There is a real-world reminder of how heavy this framing can get. In Moffatt v. Air Canada, an airline's own chatbot confidently described a bereavement-fare refund policy that did not exist. A grieving customer relied on it, booked a full-fare ticket, and was denied the discount. A tribunal held the airline liable, rejecting its argument that the chatbot was a separate entity. The lesson lands hard: an AI system can produce a confident, consequential statement about a brand, and the brand owns the fallout. Framing is not decoration. It is a claim the world acts on.
Isn't any mention good publicity?
It is a fair pushback, and there is a kernel of truth in it. A critical mention is still a mention. It can drive curiosity, and a certain kind of buyer, the skeptic, the deal-hunter, actually trusts a frank, imperfect writeup more than glowing praise. Being talked about is the precondition to being recommended. That part is real.

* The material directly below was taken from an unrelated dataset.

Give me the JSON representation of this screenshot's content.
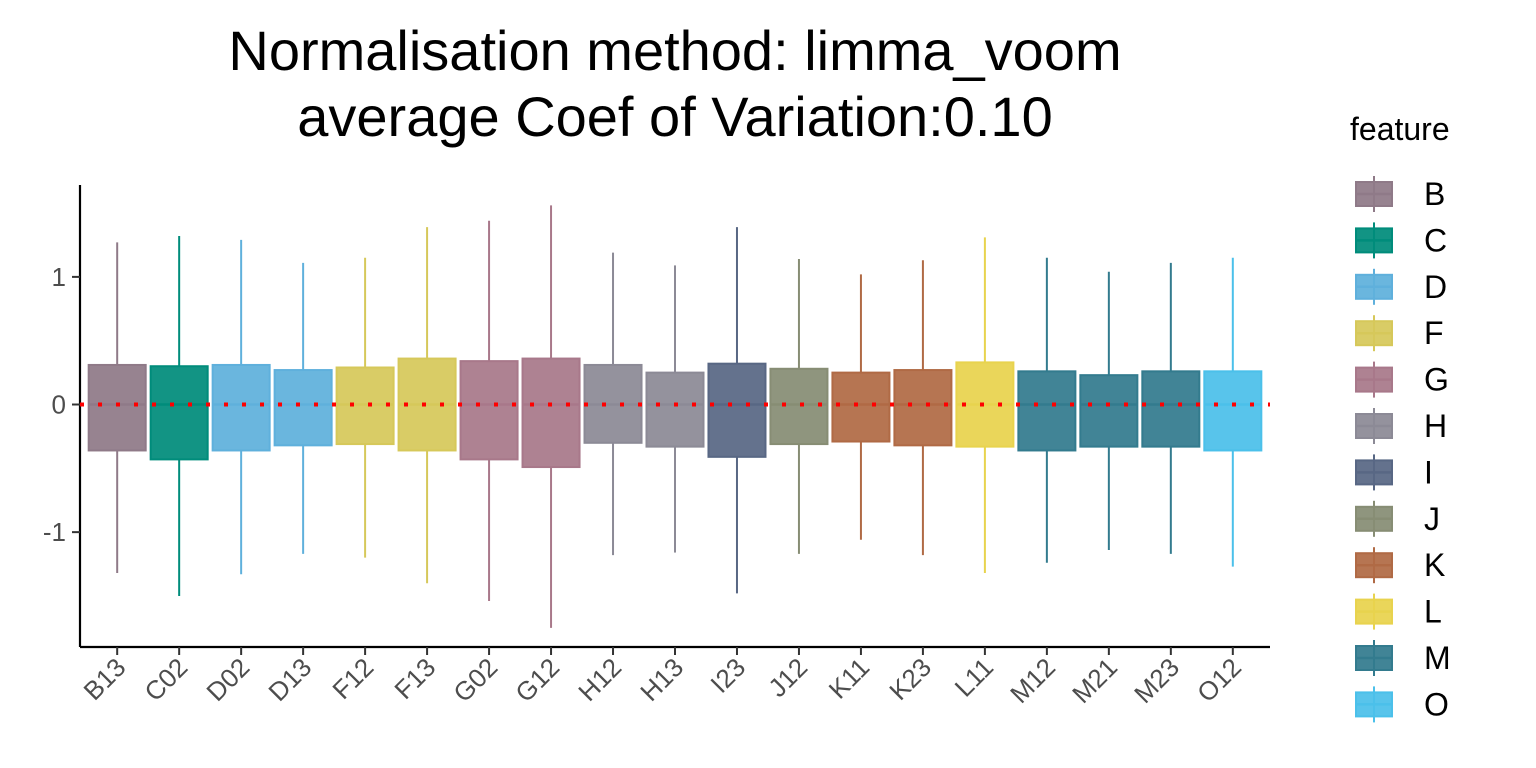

Here is the honest counter, though. Most buyers do not take the AI's word and stop. In one 2026 report, 86% of U.S. online shoppers who used AI for product research verified the recommendation through another source before buying, and search engines were the most common place they went to check. So a negative frame does not just float by. It becomes the buyer's working hypothesis, the thing they go hunting to confirm or disprove. That is a very different starting line than a positive recommendation.

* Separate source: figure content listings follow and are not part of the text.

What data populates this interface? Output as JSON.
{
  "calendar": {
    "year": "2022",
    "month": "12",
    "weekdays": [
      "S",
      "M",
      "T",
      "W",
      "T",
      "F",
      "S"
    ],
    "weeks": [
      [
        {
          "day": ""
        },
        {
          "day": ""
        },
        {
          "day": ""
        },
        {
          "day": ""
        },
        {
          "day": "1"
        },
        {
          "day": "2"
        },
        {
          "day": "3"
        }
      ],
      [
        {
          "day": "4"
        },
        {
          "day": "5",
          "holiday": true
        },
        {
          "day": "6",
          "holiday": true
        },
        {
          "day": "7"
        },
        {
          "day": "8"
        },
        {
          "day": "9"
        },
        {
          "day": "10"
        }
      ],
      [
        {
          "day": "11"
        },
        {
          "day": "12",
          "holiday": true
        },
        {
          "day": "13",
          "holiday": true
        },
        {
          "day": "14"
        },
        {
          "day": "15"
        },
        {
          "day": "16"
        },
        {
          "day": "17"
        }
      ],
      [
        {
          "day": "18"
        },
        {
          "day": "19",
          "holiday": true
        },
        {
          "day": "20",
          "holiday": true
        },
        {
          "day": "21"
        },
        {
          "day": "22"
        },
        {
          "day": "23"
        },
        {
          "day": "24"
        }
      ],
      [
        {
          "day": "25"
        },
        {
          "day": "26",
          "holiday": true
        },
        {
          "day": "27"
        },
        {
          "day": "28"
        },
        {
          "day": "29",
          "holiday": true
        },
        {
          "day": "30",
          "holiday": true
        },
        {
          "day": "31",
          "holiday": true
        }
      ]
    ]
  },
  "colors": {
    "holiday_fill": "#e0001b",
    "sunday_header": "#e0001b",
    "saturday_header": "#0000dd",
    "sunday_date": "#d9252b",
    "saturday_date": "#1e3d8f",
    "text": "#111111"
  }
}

Layer on the two facts from earlier. ChatGPT concentrates its negativity near the point of purchase, and roughly a third of negative mentions trace to genuine controversy or legal trouble rather than a model quirk. Put together, the picture is clear. A negative mention is not worth zero. But it is nowhere near equal to a positive one. The right move is not to celebrate every mention or panic at every criticism. It is to count mentions, then weight them by sentiment.
What to do with all this
Start smaller than you think. You do not need to overhaul anything this week. You need to look.
Open ChatGPT and Perplexity, ask the handful of questions your buyers actually ask, and run each answer through the four-question lens above. Bucket, caveat, position, source tone. Do it for ten prompts and you will have a rough sentiment read on your brand that most of your competitors have never bothered to get.

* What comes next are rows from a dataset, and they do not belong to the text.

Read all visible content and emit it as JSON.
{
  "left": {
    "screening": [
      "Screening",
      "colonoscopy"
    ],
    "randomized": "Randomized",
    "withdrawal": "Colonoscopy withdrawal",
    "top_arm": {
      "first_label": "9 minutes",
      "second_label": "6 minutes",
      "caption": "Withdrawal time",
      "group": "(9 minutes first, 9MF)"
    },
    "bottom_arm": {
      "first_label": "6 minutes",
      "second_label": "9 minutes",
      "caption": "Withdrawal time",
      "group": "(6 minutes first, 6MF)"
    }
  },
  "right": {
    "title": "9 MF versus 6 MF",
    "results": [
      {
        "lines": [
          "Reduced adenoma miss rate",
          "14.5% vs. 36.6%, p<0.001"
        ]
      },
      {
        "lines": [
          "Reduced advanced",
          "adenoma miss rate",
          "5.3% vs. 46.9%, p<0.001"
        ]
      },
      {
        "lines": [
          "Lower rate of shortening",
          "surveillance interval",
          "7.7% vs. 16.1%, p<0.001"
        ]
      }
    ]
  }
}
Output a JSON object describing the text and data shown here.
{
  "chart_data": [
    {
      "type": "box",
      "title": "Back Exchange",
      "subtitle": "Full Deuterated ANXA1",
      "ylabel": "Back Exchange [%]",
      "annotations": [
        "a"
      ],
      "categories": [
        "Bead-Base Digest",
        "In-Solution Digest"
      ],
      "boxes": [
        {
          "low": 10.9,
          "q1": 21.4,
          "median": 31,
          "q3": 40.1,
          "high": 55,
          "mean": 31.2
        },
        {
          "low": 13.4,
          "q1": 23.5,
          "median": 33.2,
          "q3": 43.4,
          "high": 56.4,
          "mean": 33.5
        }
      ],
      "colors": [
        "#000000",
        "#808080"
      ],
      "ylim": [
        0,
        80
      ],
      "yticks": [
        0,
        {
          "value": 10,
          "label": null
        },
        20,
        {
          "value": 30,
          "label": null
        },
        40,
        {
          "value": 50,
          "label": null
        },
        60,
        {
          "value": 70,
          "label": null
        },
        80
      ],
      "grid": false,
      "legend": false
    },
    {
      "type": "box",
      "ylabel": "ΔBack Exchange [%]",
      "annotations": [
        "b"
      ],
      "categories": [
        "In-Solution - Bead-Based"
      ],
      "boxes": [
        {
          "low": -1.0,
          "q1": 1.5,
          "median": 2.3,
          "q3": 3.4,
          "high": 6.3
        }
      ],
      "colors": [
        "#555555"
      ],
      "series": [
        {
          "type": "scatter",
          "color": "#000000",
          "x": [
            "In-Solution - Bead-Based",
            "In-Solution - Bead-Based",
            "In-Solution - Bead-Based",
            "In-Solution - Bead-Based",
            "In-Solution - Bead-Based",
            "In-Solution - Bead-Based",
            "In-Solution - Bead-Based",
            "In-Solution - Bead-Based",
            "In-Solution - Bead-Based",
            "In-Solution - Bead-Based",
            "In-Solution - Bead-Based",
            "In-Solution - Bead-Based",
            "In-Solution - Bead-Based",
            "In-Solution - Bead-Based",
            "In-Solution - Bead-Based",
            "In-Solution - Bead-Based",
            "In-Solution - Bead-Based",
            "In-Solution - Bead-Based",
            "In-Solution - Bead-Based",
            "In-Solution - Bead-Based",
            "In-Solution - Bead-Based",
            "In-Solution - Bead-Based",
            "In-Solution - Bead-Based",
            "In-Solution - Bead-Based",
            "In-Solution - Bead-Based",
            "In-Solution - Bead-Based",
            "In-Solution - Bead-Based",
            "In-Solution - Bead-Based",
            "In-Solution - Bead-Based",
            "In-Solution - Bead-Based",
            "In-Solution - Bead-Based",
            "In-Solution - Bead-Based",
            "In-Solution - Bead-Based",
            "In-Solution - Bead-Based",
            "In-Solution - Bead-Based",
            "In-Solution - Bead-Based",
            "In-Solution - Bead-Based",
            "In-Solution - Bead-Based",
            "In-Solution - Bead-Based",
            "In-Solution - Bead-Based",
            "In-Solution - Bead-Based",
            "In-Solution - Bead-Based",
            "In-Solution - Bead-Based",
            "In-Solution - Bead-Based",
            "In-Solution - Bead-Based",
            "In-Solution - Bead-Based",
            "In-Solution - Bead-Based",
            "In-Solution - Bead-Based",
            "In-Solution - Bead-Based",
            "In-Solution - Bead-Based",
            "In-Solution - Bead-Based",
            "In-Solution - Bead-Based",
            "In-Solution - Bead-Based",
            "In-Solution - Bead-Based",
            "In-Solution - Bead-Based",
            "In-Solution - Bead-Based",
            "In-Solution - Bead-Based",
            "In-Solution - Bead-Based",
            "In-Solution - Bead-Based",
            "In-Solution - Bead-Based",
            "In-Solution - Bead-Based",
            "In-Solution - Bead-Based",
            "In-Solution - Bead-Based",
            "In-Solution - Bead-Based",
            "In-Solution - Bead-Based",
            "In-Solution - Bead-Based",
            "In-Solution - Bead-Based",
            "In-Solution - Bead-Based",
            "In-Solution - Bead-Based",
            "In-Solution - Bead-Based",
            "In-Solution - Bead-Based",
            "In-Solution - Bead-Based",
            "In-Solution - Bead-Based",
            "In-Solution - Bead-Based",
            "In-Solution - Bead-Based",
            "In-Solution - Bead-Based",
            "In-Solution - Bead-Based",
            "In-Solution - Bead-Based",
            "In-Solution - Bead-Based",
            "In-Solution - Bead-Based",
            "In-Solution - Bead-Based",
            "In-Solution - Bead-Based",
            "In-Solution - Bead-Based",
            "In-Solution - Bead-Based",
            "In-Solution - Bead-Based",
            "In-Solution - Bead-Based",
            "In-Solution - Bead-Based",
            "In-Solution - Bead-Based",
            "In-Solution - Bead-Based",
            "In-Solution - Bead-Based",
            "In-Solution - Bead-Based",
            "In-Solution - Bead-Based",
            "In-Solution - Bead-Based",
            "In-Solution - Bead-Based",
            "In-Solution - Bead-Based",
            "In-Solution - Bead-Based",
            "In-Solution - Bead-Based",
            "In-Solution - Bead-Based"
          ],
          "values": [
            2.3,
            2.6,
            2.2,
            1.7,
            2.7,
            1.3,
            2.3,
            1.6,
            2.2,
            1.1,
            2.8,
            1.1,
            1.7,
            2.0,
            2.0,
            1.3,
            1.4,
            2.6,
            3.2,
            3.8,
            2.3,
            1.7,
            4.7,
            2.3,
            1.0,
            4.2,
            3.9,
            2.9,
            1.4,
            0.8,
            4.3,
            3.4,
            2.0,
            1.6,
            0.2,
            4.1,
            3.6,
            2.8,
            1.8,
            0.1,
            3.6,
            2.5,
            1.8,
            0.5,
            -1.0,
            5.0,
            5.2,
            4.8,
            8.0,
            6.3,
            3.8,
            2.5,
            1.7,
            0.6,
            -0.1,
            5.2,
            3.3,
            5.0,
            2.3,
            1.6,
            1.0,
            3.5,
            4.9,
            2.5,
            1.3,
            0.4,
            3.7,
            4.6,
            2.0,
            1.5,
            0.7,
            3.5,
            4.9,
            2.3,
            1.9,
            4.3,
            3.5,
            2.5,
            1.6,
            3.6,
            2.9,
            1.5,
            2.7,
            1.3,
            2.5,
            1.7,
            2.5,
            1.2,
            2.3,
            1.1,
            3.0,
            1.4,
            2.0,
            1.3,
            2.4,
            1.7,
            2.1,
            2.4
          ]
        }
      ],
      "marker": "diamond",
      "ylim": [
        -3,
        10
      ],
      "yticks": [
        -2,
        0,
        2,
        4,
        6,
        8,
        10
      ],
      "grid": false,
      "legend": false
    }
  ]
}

One caution as you go. A single answer is noisy. AI responses shift with phrasing, personalization, and model updates, so do not overreact to one bad reply. Look for the pattern across many prompts and over time. That is the signal. One answer is weather. The trend is climate.
If you want the pattern tracked for you instead of checked by hand, that is the kind of thing a platform like DeepSmith is built to do: it watches how AI engines describe your brand across ChatGPT, Gemini, Perplexity, Claude, and Google AI Mode, and flags where you are invisible, misdescribed, or losing to a competitor, so you can see the framing shift before it costs you. You can try it free for seven days and read your own answers with real data. The point either way is the same. Once you can see the sentiment, you can act on it.
And acting on it is its own body of work: monitoring framing over time, correcting the public sources that feed the engines, and building the trust signals that earn you the positive frame in the first place. That is a deeper cluster than this one piece. Start here by learning to read the mention. Then go do something about it.
A mention is the engine's quiet vote on what your brand is worth in that moment. The vote is the framing. So read the framing, and you will always know whether the mention was really a win.